Despite downturn, some suppliers doing well.

SAN FRANCISCO -- Most suppliers to the mortgage industry are hurting because of slack demand related to the decline in origination volume. But some of the exhibitors at the Western Secondary Mortgage Market Conference here last week are bucking the trend and, for various reasons, having a good year.

For some vendors, business is being propped up by an expanding customer base as thrifts and commercial banks move back into home loans. Others offer servicing-related products that are little affected by production volume, And still others offer cost savings or productivity tools intended to improve the bottom line.

One of them is Contour Software, a Hamilton, Calif.-based company that calls itself the largest provider of home-loan software. Contour announced that it had been invited by the Federal Home Loan Mortgage Corp. to provide an interface enabling Contour's customers to access Freddie Mac's new automated underwriting service. Freddie rolled out the service at a news conference last week.

Scott Cooley, president of Contour, said, "We're not losing money, we're not laying off people. And because of the lending slowdown, people are looking more toward inexpensive PC-based systems. They're looking at word processing and seeing they can buy an inexpensive product off the shelf, so why not loan processing, too?"

He said the decline in volume has brought with it a shift in the kind of users it has to support. "They're now more likely to be office managers, not just loan officers," he said. "They're looking for productivity these days."

Six Months Old and Flying

I. Hale Oliver, president of Nationwide Appraisal Services Corp., Pittsburgh, had no hesitation in saying the company was having its best year ever. Interviewed at his booth, he said the company had just started business in January.

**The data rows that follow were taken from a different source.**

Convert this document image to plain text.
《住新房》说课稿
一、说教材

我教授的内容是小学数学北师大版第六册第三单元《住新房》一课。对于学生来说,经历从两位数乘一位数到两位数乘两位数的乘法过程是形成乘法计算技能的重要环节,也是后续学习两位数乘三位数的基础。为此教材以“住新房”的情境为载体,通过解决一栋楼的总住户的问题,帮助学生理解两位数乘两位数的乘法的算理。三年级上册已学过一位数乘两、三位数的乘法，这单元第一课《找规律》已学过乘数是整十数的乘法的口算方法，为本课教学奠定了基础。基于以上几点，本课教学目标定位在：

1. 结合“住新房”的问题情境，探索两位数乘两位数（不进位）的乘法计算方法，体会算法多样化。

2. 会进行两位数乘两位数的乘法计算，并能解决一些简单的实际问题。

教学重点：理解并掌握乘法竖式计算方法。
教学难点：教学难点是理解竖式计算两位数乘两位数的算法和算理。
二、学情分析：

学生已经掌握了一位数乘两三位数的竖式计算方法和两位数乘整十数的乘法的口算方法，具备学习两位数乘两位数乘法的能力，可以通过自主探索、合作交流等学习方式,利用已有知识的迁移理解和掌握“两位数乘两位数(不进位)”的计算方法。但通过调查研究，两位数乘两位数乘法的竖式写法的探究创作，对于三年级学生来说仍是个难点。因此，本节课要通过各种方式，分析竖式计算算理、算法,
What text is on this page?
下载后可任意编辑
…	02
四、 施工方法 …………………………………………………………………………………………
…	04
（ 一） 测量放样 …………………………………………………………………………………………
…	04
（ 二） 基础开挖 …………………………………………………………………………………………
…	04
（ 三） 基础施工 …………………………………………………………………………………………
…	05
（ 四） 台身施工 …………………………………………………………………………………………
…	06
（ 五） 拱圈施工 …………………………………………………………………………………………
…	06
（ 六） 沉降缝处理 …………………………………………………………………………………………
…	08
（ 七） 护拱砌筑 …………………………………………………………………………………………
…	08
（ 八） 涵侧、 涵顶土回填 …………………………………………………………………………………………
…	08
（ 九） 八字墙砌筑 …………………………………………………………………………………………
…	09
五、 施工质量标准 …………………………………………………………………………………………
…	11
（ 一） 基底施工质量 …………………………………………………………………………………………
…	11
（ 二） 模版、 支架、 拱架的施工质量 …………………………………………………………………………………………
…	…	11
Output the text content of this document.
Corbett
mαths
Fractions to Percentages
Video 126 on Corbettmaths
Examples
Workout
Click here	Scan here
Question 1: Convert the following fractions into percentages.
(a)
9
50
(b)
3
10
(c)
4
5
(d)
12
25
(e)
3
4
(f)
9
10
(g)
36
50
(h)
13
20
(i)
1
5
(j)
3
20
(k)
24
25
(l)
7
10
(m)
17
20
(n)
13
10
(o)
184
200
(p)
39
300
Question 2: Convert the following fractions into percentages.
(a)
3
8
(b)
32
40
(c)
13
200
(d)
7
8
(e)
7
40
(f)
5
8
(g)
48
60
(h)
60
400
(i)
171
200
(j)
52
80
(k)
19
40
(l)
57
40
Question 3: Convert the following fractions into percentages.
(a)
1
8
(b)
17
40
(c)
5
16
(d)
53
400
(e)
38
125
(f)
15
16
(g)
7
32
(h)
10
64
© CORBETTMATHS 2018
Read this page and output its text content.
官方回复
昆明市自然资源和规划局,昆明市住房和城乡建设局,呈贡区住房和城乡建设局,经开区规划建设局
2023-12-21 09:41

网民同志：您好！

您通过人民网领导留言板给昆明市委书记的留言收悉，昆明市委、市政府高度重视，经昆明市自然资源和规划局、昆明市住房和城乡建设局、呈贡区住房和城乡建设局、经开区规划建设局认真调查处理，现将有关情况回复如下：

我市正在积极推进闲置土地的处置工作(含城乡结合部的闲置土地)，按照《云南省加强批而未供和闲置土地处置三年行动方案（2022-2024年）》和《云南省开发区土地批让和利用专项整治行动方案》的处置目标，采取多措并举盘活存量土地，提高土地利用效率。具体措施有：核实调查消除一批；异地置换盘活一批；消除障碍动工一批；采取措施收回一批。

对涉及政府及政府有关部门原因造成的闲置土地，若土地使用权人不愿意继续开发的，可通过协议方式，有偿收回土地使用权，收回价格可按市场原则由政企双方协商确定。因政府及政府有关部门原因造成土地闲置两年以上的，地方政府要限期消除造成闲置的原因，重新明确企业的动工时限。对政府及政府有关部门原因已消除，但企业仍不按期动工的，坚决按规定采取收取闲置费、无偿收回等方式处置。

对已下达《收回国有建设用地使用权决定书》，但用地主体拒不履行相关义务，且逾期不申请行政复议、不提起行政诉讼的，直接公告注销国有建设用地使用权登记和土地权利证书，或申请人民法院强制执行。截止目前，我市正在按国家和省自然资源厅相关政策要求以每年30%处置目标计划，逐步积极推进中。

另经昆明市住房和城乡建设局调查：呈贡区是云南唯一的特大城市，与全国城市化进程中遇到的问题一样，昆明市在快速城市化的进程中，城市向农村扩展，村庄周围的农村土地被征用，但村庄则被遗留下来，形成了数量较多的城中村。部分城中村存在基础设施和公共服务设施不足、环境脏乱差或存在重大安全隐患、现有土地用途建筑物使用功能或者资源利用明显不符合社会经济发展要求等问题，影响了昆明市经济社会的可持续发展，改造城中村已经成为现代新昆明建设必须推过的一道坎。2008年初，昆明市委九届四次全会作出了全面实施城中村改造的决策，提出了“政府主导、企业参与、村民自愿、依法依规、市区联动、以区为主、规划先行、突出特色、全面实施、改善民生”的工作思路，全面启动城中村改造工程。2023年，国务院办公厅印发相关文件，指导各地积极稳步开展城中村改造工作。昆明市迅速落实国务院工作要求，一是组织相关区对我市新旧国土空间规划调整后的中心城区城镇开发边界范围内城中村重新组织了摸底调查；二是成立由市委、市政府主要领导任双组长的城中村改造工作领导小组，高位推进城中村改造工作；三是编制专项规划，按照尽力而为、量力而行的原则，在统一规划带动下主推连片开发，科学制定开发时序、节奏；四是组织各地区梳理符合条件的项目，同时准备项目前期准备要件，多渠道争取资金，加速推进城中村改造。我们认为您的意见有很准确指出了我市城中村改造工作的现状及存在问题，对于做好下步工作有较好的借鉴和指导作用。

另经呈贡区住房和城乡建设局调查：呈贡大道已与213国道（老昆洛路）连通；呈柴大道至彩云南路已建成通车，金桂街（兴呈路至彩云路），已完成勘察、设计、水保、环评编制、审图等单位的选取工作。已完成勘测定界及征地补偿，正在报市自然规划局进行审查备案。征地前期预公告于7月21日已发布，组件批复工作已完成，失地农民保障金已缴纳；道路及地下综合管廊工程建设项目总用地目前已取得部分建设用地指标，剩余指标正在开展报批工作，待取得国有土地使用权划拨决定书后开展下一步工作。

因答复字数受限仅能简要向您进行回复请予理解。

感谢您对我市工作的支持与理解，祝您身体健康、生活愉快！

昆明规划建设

Nationwide uses a network of independent appraisers in all 50 states, all of whom have been licensed or certified as required by FIRREA, to provide all types of appraisals. Mr. Oliver says business so far has not only been brisk but has far exceeded all pre-startup projections.

In his first six months of business, Mr. Oliver has lined up a customer list (which he would rather his competitors did not see in print) that reads like a Who's Who in the mortgage business.

The secrets of Nationwide's early success, Mr. Oliver says, are fast turnaround, quality service and, with emphasis, "extremely competitive prices." According to literature distributed at the conference, the turn-around time for most services is five days for eigher verbal or hard-copy reports.

Stress Means Profits

Mortgage Risk Assessment Corp., Hoboken, N.J., is also doing a brisk business, partly because of the stress in the home loan business. The company has developed a data base of residential property values that enables it to credit risk services, portfolio evaluations, marketing, and other services to a broad swath of the mortgage business, including lenders, investors, agencies, and insurers.

Manning the company's booth was Fred B. Horner, senior sales executive, who said risk management was a hot product today.

He said one popular product was a prescreening service that gives insight into property values without the expense of an appraisal. "If someone is asking for a $250,000 loan in an area of $125,000 houses, for example, a lender may simply not be interested in proceeding," he said.

He said the company was also adept at tracking present loan-to-value ratios by finding new second liens and taking into account rising or falling prices. And it also specializes in detecting "silent seconds," in which a seller has lent the buyer the down payment. He said this type of fraud was more prevalent in California than elsewhere.

Steve Drew, senior vice president of Servantis Systems Inc., or SSI, also said business was good. "We do a lot of different banking software, not just mortgages, and a lot of banks are in pretty good shape these days," he said.

"But our mortgage software is doing well, too. Servicing just goes on no matter what happens to originations. On the front end, a lot of companies are trying to put PCs in the loan officers' hands. There's an advantage for mortgage banks because you put your whole office into the computer."

He explained that companies wanting to move into new territories could put a loan officer to work without the need for bricks and mortar.